Ф-ф-р-рр! Из кустика, куда толчком унесло несостоявшуюся даму сердца, вылетело что-то, взблеснув в лучах заката. Сперва я решил, что это пичуга. Но у нее оказался очень острый и крепкий клюв. Почти игрушечный, в ладонь вместе с рукояткой, кинжальчик клюнул в плечо одного из нападавших. Кажется, большого вреда не нанес, прошел вскользь, но заставил того дернуться, заозираться. А дама-то, видать, непроста совсем. Недаром с ней Юкки любезничал. Если выживем – отблагодарю. Лучшую рыбу во всей реке для нее поймаю!

А пока – ходу, ходу!

Бросаюсь под ноги очередному преследователю. Неожиданно для нас обоих он об меня спотыкается, летит носом в грязь. У меня едва не ломаются ребра под его сапогами, но, к счастью, только «едва», и я успеваю от души рвануть мякоть его правой руки повыше запястья. Кровь брызжет фонтаном. Несусь дальше, зная, что с такой раной удерживать оружие ему будет непросто. И, может, не только сейчас, но и всю оставшуюся жизнь.

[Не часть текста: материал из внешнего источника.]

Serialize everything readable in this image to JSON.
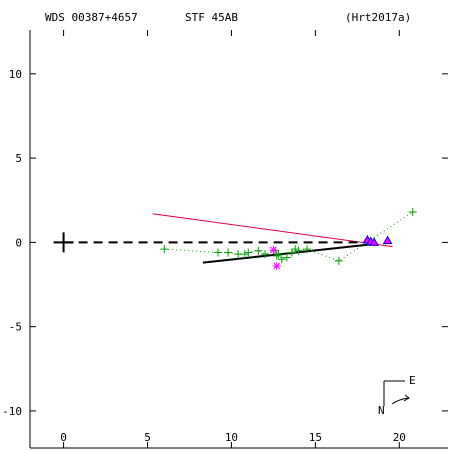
{
  "header": {
    "wds": "WDS 00387+4657",
    "disc": "STF  45AB",
    "orbit_ref": "(Hrt2017a)"
  },
  "compass": {
    "east": "E",
    "north": "N"
  },
  "colors": {
    "axes": "#000000",
    "observations": "#00a000",
    "speckle": "#ff00ff",
    "recent": "#0000ff",
    "orbit_line": "#e0003c"
  },
  "chart_data": {
    "type": "scatter",
    "xlim": [
      -2,
      22.9
    ],
    "ylim": [
      -12.2,
      12.6
    ],
    "y_inverted": true,
    "x_ticks": [
      0,
      5,
      10,
      15,
      20
    ],
    "y_ticks": [
      10,
      5,
      0,
      -5,
      -10
    ],
    "x_tick_labels": [
      "0",
      "5",
      "10",
      "15",
      "20"
    ],
    "y_tick_labels": [
      "10",
      "5",
      "0",
      "-5",
      "-10"
    ],
    "primary": [
      0,
      0
    ],
    "line_of_nodes": [
      [
        0,
        0
      ],
      [
        18.5,
        0
      ]
    ],
    "fitted_arc": [
      [
        8.3,
        -1.2
      ],
      [
        18.5,
        -0.1
      ]
    ],
    "orbit_segment": [
      [
        5.3,
        1.7
      ],
      [
        19.6,
        -0.25
      ]
    ],
    "observations": [
      [
        20.8,
        1.8
      ],
      [
        6.0,
        -0.4
      ],
      [
        9.2,
        -0.6
      ],
      [
        9.8,
        -0.6
      ],
      [
        10.4,
        -0.7
      ],
      [
        10.8,
        -0.7
      ],
      [
        11.0,
        -0.6
      ],
      [
        11.6,
        -0.5
      ],
      [
        12.0,
        -0.7
      ],
      [
        12.6,
        -0.5
      ],
      [
        12.8,
        -0.7
      ],
      [
        13.0,
        -1.0
      ],
      [
        13.3,
        -0.9
      ],
      [
        13.6,
        -0.6
      ],
      [
        14.0,
        -0.5
      ],
      [
        14.5,
        -0.4
      ],
      [
        13.8,
        -0.4
      ],
      [
        16.4,
        -1.1
      ],
      [
        12.7,
        -0.8
      ]
    ],
    "speckle": [
      [
        12.7,
        -1.4
      ],
      [
        12.5,
        -0.45
      ]
    ],
    "recent": [
      [
        18.1,
        0.15
      ],
      [
        18.3,
        0.05
      ],
      [
        18.5,
        0.0
      ],
      [
        19.3,
        0.1
      ]
    ]
  }
}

Нагоняю хозяина. Бежим рядом, слышим, как гупают сапоги преследователей в десяти шагах позади. Вылетаем на какую-то полянку. Хозяин оглядывается – прохода в густых зарослях вроде и не видать, леший бы забрал тутошних садовников.

– Сюда, быстро!

Кусты раздвигаются, и я вижу давешнего парикастого. Тот придерживает ветки, отжимая их тростью, как рычагом.

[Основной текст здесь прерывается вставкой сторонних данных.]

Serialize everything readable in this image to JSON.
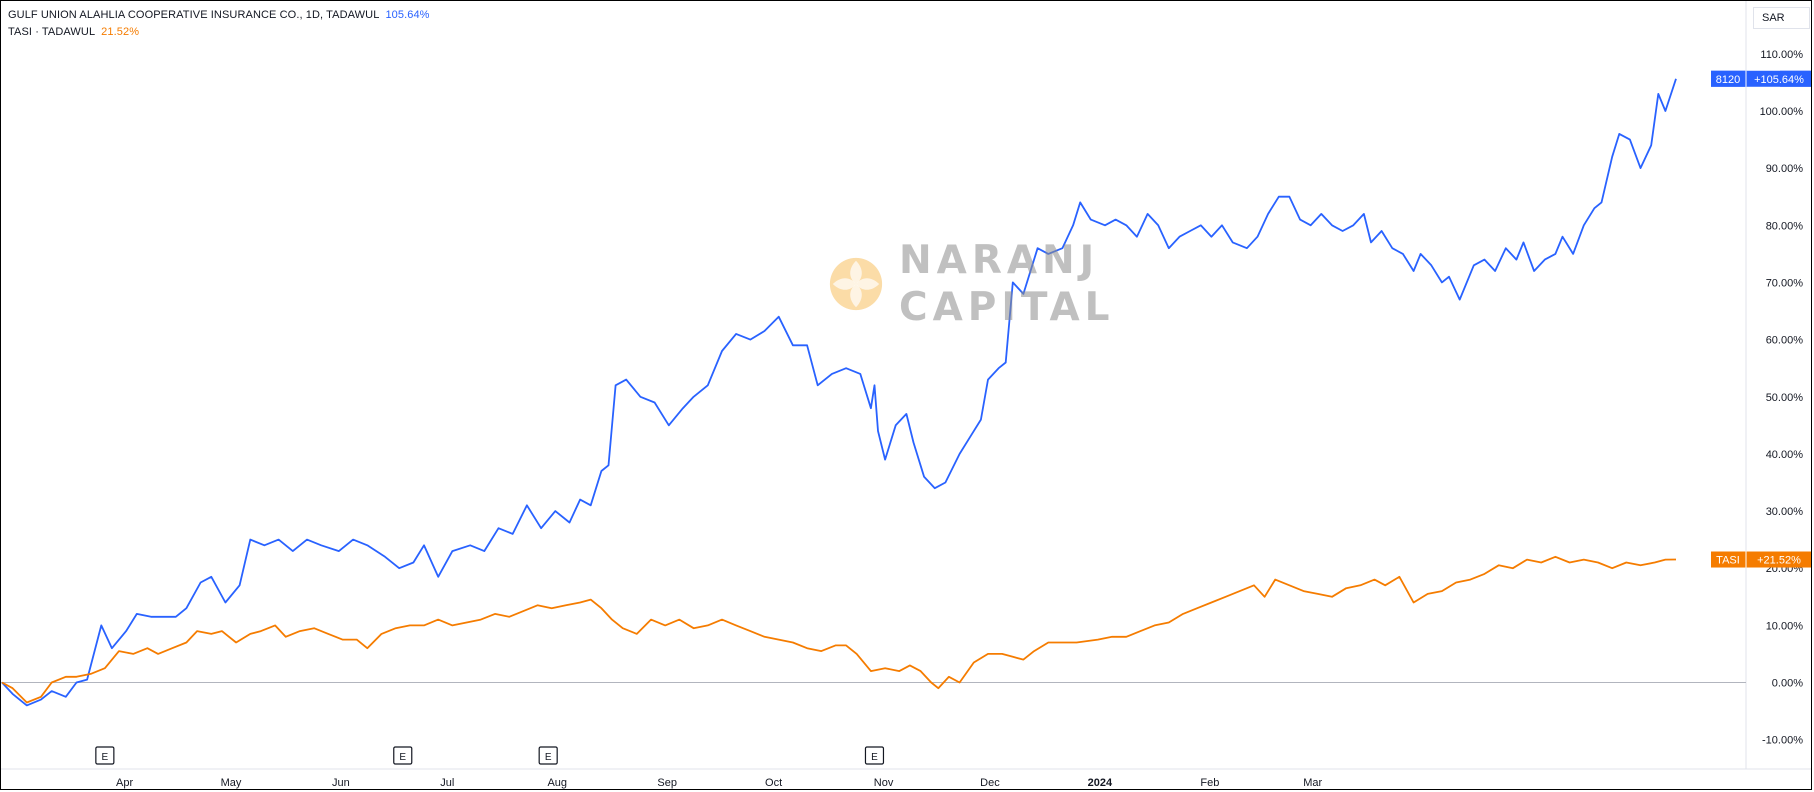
{
  "legend": [
    {
      "name": "GULF UNION ALAHLIA COOPERATIVE INSURANCE CO., 1D, TADAWUL",
      "value": "105.64%",
      "color": "#2962ff"
    },
    {
      "name": "TASI · TADAWUL",
      "value": "21.52%",
      "color": "#f57c00"
    }
  ],
  "currency_button": {
    "label": "SAR"
  },
  "watermark": {
    "line1": "NARANJ",
    "line2": "CAPITAL"
  },
  "badges": [
    {
      "symbol": "8120",
      "value": "+105.64%",
      "color": "#2962ff"
    },
    {
      "symbol": "TASI",
      "value": "+21.52%",
      "color": "#f57c00"
    }
  ],
  "earnings_marker": {
    "label": "E"
  },
  "chart_data": {
    "type": "line",
    "ylim": [
      -15,
      115
    ],
    "y_ticks": [
      "110.00%",
      "100.00%",
      "90.00%",
      "80.00%",
      "70.00%",
      "60.00%",
      "50.00%",
      "40.00%",
      "30.00%",
      "20.00%",
      "10.00%",
      "0.00%",
      "-10.00%"
    ],
    "y_tick_values": [
      110,
      100,
      90,
      80,
      70,
      60,
      50,
      40,
      30,
      20,
      10,
      0,
      -10
    ],
    "x_labels": [
      "Apr",
      "May",
      "Jun",
      "Jul",
      "Aug",
      "Sep",
      "Oct",
      "Nov",
      "Dec",
      "2024",
      "Feb",
      "Mar"
    ],
    "x_label_dates": [
      "2023-04-01",
      "2023-05-01",
      "2023-06-01",
      "2023-07-01",
      "2023-08-01",
      "2023-09-01",
      "2023-10-01",
      "2023-11-01",
      "2023-12-01",
      "2024-01-01",
      "2024-02-01",
      "2024-03-01"
    ],
    "earnings_dates": [
      "2023-03-27",
      "2023-06-19",
      "2023-07-30",
      "2023-10-30"
    ],
    "zero_line": true,
    "series": [
      {
        "name": "GULF UNION ALAHLIA COOPERATIVE INSURANCE CO.",
        "color": "#2962ff",
        "points": [
          [
            "2023-02-26",
            0
          ],
          [
            "2023-03-01",
            -2
          ],
          [
            "2023-03-05",
            -4
          ],
          [
            "2023-03-09",
            -3
          ],
          [
            "2023-03-12",
            -1.5
          ],
          [
            "2023-03-16",
            -2.5
          ],
          [
            "2023-03-19",
            0
          ],
          [
            "2023-03-22",
            0.5
          ],
          [
            "2023-03-26",
            10
          ],
          [
            "2023-03-29",
            6
          ],
          [
            "2023-04-02",
            9
          ],
          [
            "2023-04-05",
            12
          ],
          [
            "2023-04-09",
            11.5
          ],
          [
            "2023-04-12",
            11.5
          ],
          [
            "2023-04-16",
            11.5
          ],
          [
            "2023-04-19",
            13
          ],
          [
            "2023-04-23",
            17.5
          ],
          [
            "2023-04-26",
            18.5
          ],
          [
            "2023-04-30",
            14
          ],
          [
            "2023-05-04",
            17
          ],
          [
            "2023-05-07",
            25
          ],
          [
            "2023-05-11",
            24
          ],
          [
            "2023-05-15",
            25
          ],
          [
            "2023-05-19",
            23
          ],
          [
            "2023-05-23",
            25
          ],
          [
            "2023-05-27",
            24
          ],
          [
            "2023-06-01",
            23
          ],
          [
            "2023-06-05",
            25
          ],
          [
            "2023-06-09",
            24
          ],
          [
            "2023-06-14",
            22
          ],
          [
            "2023-06-18",
            20
          ],
          [
            "2023-06-22",
            21
          ],
          [
            "2023-06-25",
            24
          ],
          [
            "2023-06-29",
            18.5
          ],
          [
            "2023-07-03",
            23
          ],
          [
            "2023-07-08",
            24
          ],
          [
            "2023-07-12",
            23
          ],
          [
            "2023-07-16",
            27
          ],
          [
            "2023-07-20",
            26
          ],
          [
            "2023-07-24",
            31
          ],
          [
            "2023-07-28",
            27
          ],
          [
            "2023-08-01",
            30
          ],
          [
            "2023-08-05",
            28
          ],
          [
            "2023-08-08",
            32
          ],
          [
            "2023-08-11",
            31
          ],
          [
            "2023-08-14",
            37
          ],
          [
            "2023-08-16",
            38
          ],
          [
            "2023-08-18",
            52
          ],
          [
            "2023-08-21",
            53
          ],
          [
            "2023-08-25",
            50
          ],
          [
            "2023-08-29",
            49
          ],
          [
            "2023-09-02",
            45
          ],
          [
            "2023-09-06",
            48
          ],
          [
            "2023-09-09",
            50
          ],
          [
            "2023-09-13",
            52
          ],
          [
            "2023-09-17",
            58
          ],
          [
            "2023-09-21",
            61
          ],
          [
            "2023-09-25",
            60
          ],
          [
            "2023-09-29",
            61.5
          ],
          [
            "2023-10-03",
            64
          ],
          [
            "2023-10-07",
            59
          ],
          [
            "2023-10-11",
            59
          ],
          [
            "2023-10-14",
            52
          ],
          [
            "2023-10-18",
            54
          ],
          [
            "2023-10-22",
            55
          ],
          [
            "2023-10-26",
            54
          ],
          [
            "2023-10-29",
            48
          ],
          [
            "2023-10-30",
            52
          ],
          [
            "2023-10-31",
            44
          ],
          [
            "2023-11-02",
            39
          ],
          [
            "2023-11-05",
            45
          ],
          [
            "2023-11-08",
            47
          ],
          [
            "2023-11-10",
            42
          ],
          [
            "2023-11-13",
            36
          ],
          [
            "2023-11-16",
            34
          ],
          [
            "2023-11-19",
            35
          ],
          [
            "2023-11-23",
            40
          ],
          [
            "2023-11-26",
            43
          ],
          [
            "2023-11-29",
            46
          ],
          [
            "2023-12-01",
            53
          ],
          [
            "2023-12-04",
            55
          ],
          [
            "2023-12-06",
            56
          ],
          [
            "2023-12-08",
            70
          ],
          [
            "2023-12-11",
            68
          ],
          [
            "2023-12-15",
            76
          ],
          [
            "2023-12-18",
            75
          ],
          [
            "2023-12-22",
            76
          ],
          [
            "2023-12-25",
            80
          ],
          [
            "2023-12-27",
            84
          ],
          [
            "2023-12-30",
            81
          ],
          [
            "2024-01-03",
            80
          ],
          [
            "2024-01-06",
            81
          ],
          [
            "2024-01-09",
            80
          ],
          [
            "2024-01-12",
            78
          ],
          [
            "2024-01-15",
            82
          ],
          [
            "2024-01-18",
            80
          ],
          [
            "2024-01-21",
            76
          ],
          [
            "2024-01-24",
            78
          ],
          [
            "2024-01-27",
            79
          ],
          [
            "2024-01-30",
            80
          ],
          [
            "2024-02-02",
            78
          ],
          [
            "2024-02-05",
            80
          ],
          [
            "2024-02-08",
            77
          ],
          [
            "2024-02-12",
            76
          ],
          [
            "2024-02-15",
            78
          ],
          [
            "2024-02-18",
            82
          ],
          [
            "2024-02-21",
            85
          ],
          [
            "2024-02-24",
            85
          ],
          [
            "2024-02-27",
            81
          ],
          [
            "2024-03-01",
            80
          ],
          [
            "2024-03-04",
            82
          ],
          [
            "2024-03-07",
            80
          ],
          [
            "2024-03-10",
            79
          ],
          [
            "2024-03-13",
            80
          ],
          [
            "2024-03-16",
            82
          ],
          [
            "2024-03-18",
            77
          ],
          [
            "2024-03-21",
            79
          ],
          [
            "2024-03-24",
            76
          ],
          [
            "2024-03-27",
            75
          ],
          [
            "2024-03-30",
            72
          ],
          [
            "2024-04-01",
            75
          ],
          [
            "2024-04-04",
            73
          ],
          [
            "2024-04-07",
            70
          ],
          [
            "2024-04-09",
            71
          ],
          [
            "2024-04-12",
            67
          ],
          [
            "2024-04-16",
            73
          ],
          [
            "2024-04-19",
            74
          ],
          [
            "2024-04-22",
            72
          ],
          [
            "2024-04-25",
            76
          ],
          [
            "2024-04-28",
            74
          ],
          [
            "2024-04-30",
            77
          ],
          [
            "2024-05-03",
            72
          ],
          [
            "2024-05-06",
            74
          ],
          [
            "2024-05-09",
            75
          ],
          [
            "2024-05-11",
            78
          ],
          [
            "2024-05-14",
            75
          ],
          [
            "2024-05-17",
            80
          ],
          [
            "2024-05-20",
            83
          ],
          [
            "2024-05-22",
            84
          ],
          [
            "2024-05-25",
            92
          ],
          [
            "2024-05-27",
            96
          ],
          [
            "2024-05-30",
            95
          ],
          [
            "2024-06-02",
            90
          ],
          [
            "2024-06-05",
            94
          ],
          [
            "2024-06-07",
            103
          ],
          [
            "2024-06-09",
            100
          ],
          [
            "2024-06-12",
            105.64
          ]
        ]
      },
      {
        "name": "TASI",
        "color": "#f57c00",
        "points": [
          [
            "2023-02-26",
            0
          ],
          [
            "2023-03-01",
            -1
          ],
          [
            "2023-03-05",
            -3.5
          ],
          [
            "2023-03-09",
            -2.5
          ],
          [
            "2023-03-12",
            0
          ],
          [
            "2023-03-16",
            1
          ],
          [
            "2023-03-19",
            1
          ],
          [
            "2023-03-23",
            1.5
          ],
          [
            "2023-03-27",
            2.5
          ],
          [
            "2023-03-31",
            5.5
          ],
          [
            "2023-04-04",
            5
          ],
          [
            "2023-04-08",
            6
          ],
          [
            "2023-04-11",
            5
          ],
          [
            "2023-04-15",
            6
          ],
          [
            "2023-04-19",
            7
          ],
          [
            "2023-04-22",
            9
          ],
          [
            "2023-04-26",
            8.5
          ],
          [
            "2023-04-29",
            9
          ],
          [
            "2023-05-03",
            7
          ],
          [
            "2023-05-07",
            8.5
          ],
          [
            "2023-05-10",
            9
          ],
          [
            "2023-05-14",
            10
          ],
          [
            "2023-05-17",
            8
          ],
          [
            "2023-05-21",
            9
          ],
          [
            "2023-05-25",
            9.5
          ],
          [
            "2023-05-29",
            8.5
          ],
          [
            "2023-06-02",
            7.5
          ],
          [
            "2023-06-06",
            7.5
          ],
          [
            "2023-06-09",
            6
          ],
          [
            "2023-06-13",
            8.5
          ],
          [
            "2023-06-17",
            9.5
          ],
          [
            "2023-06-21",
            10
          ],
          [
            "2023-06-25",
            10
          ],
          [
            "2023-06-29",
            11
          ],
          [
            "2023-07-03",
            10
          ],
          [
            "2023-07-07",
            10.5
          ],
          [
            "2023-07-11",
            11
          ],
          [
            "2023-07-15",
            12
          ],
          [
            "2023-07-19",
            11.5
          ],
          [
            "2023-07-23",
            12.5
          ],
          [
            "2023-07-27",
            13.5
          ],
          [
            "2023-07-31",
            13
          ],
          [
            "2023-08-04",
            13.5
          ],
          [
            "2023-08-08",
            14
          ],
          [
            "2023-08-11",
            14.5
          ],
          [
            "2023-08-14",
            13
          ],
          [
            "2023-08-17",
            11
          ],
          [
            "2023-08-20",
            9.5
          ],
          [
            "2023-08-24",
            8.5
          ],
          [
            "2023-08-28",
            11
          ],
          [
            "2023-09-01",
            10
          ],
          [
            "2023-09-05",
            11
          ],
          [
            "2023-09-09",
            9.5
          ],
          [
            "2023-09-13",
            10
          ],
          [
            "2023-09-17",
            11
          ],
          [
            "2023-09-21",
            10
          ],
          [
            "2023-09-25",
            9
          ],
          [
            "2023-09-29",
            8
          ],
          [
            "2023-10-03",
            7.5
          ],
          [
            "2023-10-07",
            7
          ],
          [
            "2023-10-11",
            6
          ],
          [
            "2023-10-15",
            5.5
          ],
          [
            "2023-10-19",
            6.5
          ],
          [
            "2023-10-22",
            6.5
          ],
          [
            "2023-10-25",
            5
          ],
          [
            "2023-10-29",
            2
          ],
          [
            "2023-11-02",
            2.5
          ],
          [
            "2023-11-06",
            2
          ],
          [
            "2023-11-09",
            3
          ],
          [
            "2023-11-12",
            2
          ],
          [
            "2023-11-15",
            0
          ],
          [
            "2023-11-17",
            -1
          ],
          [
            "2023-11-20",
            1
          ],
          [
            "2023-11-23",
            0
          ],
          [
            "2023-11-27",
            3.5
          ],
          [
            "2023-12-01",
            5
          ],
          [
            "2023-12-05",
            5
          ],
          [
            "2023-12-08",
            4.5
          ],
          [
            "2023-12-11",
            4
          ],
          [
            "2023-12-14",
            5.5
          ],
          [
            "2023-12-18",
            7
          ],
          [
            "2023-12-22",
            7
          ],
          [
            "2023-12-26",
            7
          ],
          [
            "2024-01-01",
            7.5
          ],
          [
            "2024-01-05",
            8
          ],
          [
            "2024-01-09",
            8
          ],
          [
            "2024-01-13",
            9
          ],
          [
            "2024-01-17",
            10
          ],
          [
            "2024-01-21",
            10.5
          ],
          [
            "2024-01-25",
            12
          ],
          [
            "2024-01-29",
            13
          ],
          [
            "2024-02-02",
            14
          ],
          [
            "2024-02-06",
            15
          ],
          [
            "2024-02-10",
            16
          ],
          [
            "2024-02-14",
            17
          ],
          [
            "2024-02-17",
            15
          ],
          [
            "2024-02-20",
            18
          ],
          [
            "2024-02-24",
            17
          ],
          [
            "2024-02-28",
            16
          ],
          [
            "2024-03-03",
            15.5
          ],
          [
            "2024-03-07",
            15
          ],
          [
            "2024-03-11",
            16.5
          ],
          [
            "2024-03-15",
            17
          ],
          [
            "2024-03-19",
            18
          ],
          [
            "2024-03-22",
            17
          ],
          [
            "2024-03-26",
            18.5
          ],
          [
            "2024-03-30",
            14
          ],
          [
            "2024-04-03",
            15.5
          ],
          [
            "2024-04-07",
            16
          ],
          [
            "2024-04-11",
            17.5
          ],
          [
            "2024-04-15",
            18
          ],
          [
            "2024-04-19",
            19
          ],
          [
            "2024-04-23",
            20.5
          ],
          [
            "2024-04-27",
            20
          ],
          [
            "2024-05-01",
            21.5
          ],
          [
            "2024-05-05",
            21
          ],
          [
            "2024-05-09",
            22
          ],
          [
            "2024-05-13",
            21
          ],
          [
            "2024-05-17",
            21.5
          ],
          [
            "2024-05-21",
            21
          ],
          [
            "2024-05-25",
            20
          ],
          [
            "2024-05-29",
            21
          ],
          [
            "2024-06-02",
            20.5
          ],
          [
            "2024-06-06",
            21
          ],
          [
            "2024-06-09",
            21.5
          ],
          [
            "2024-06-12",
            21.52
          ]
        ]
      }
    ]
  }
}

Юкки ныряет в проход, я за ним. Престарелый франт неуклюже прыгает за нами, выдергивая свою палку из переплетения кустов, ветви хлещут кого-то с силой хорошего кнута. Сквозь древесный треск слышится ругань и крики.

— Держи, — пакрикастый неуловимо знакомым движением сует правую руку в левый рукав и выдергивает оттуда широченный, хоть и не очень длинный кинжал, аккурат такой, чтоб можно было прятать на предплечье под кружевными обшлагами, благо, те закрывают кисти почти до середины пальцев.

Видать, поспеть сюда старику было непросто – парик сбился на сторону, с лица осыпалась почти вся пудра. И я наконец-то узнаю сухие губы ящерицы и водянистые холодные глаза.

Узнает и хозяин.

— Лука! – ахает он, хотя дыхания едва хватает.

— Отто, племянничек, дядюшка Отто. Беги туда, — он машет левой рукой, — мне за вами не поспеть.

Действительно, трость ему явно не для солидности. Уж не знаю, что произошло со старым головорезом со времени нашей последней встречи, но хромает он знатно. И пытается теперь хромой рысцой убраться подальше.

Не успевает. Обернувшись на бегу, я вижу, как за ним устремляется кто-то из наших преследователей – наверное, просто по ошибке. Старик резко оборачивается, перехватывает палку двумя руками, как копье, делает крутящее движение кистью – и из другого конца трости вылетает лезвие в две ладони. Резкий выпад – и плащеносец, который, кажется, понял уже, что обознался – получает сталь в подвзодшье.

Спасибо тебе, старый зануда! Надеюсь, с тобой все будет в порядке.

Мы несемся по среди всех этих шпалер, куртин, клумб и грядок, немилосердно топча труд садовников, и от взлетающей из-под хозяйских ног пыльцы у меня уже невыносимо свербит в носу. Небось, и морда вся желтая. Видна уже и ограда – да вот незадача, в этом месте парк примыкает к кварталам бедноты, и чтобы та сюда не лазила, забор устроен из длинных железных прутьев, заостренных и загнутых наружу на концах. Враз не перемахнешь. Придется принимать бой.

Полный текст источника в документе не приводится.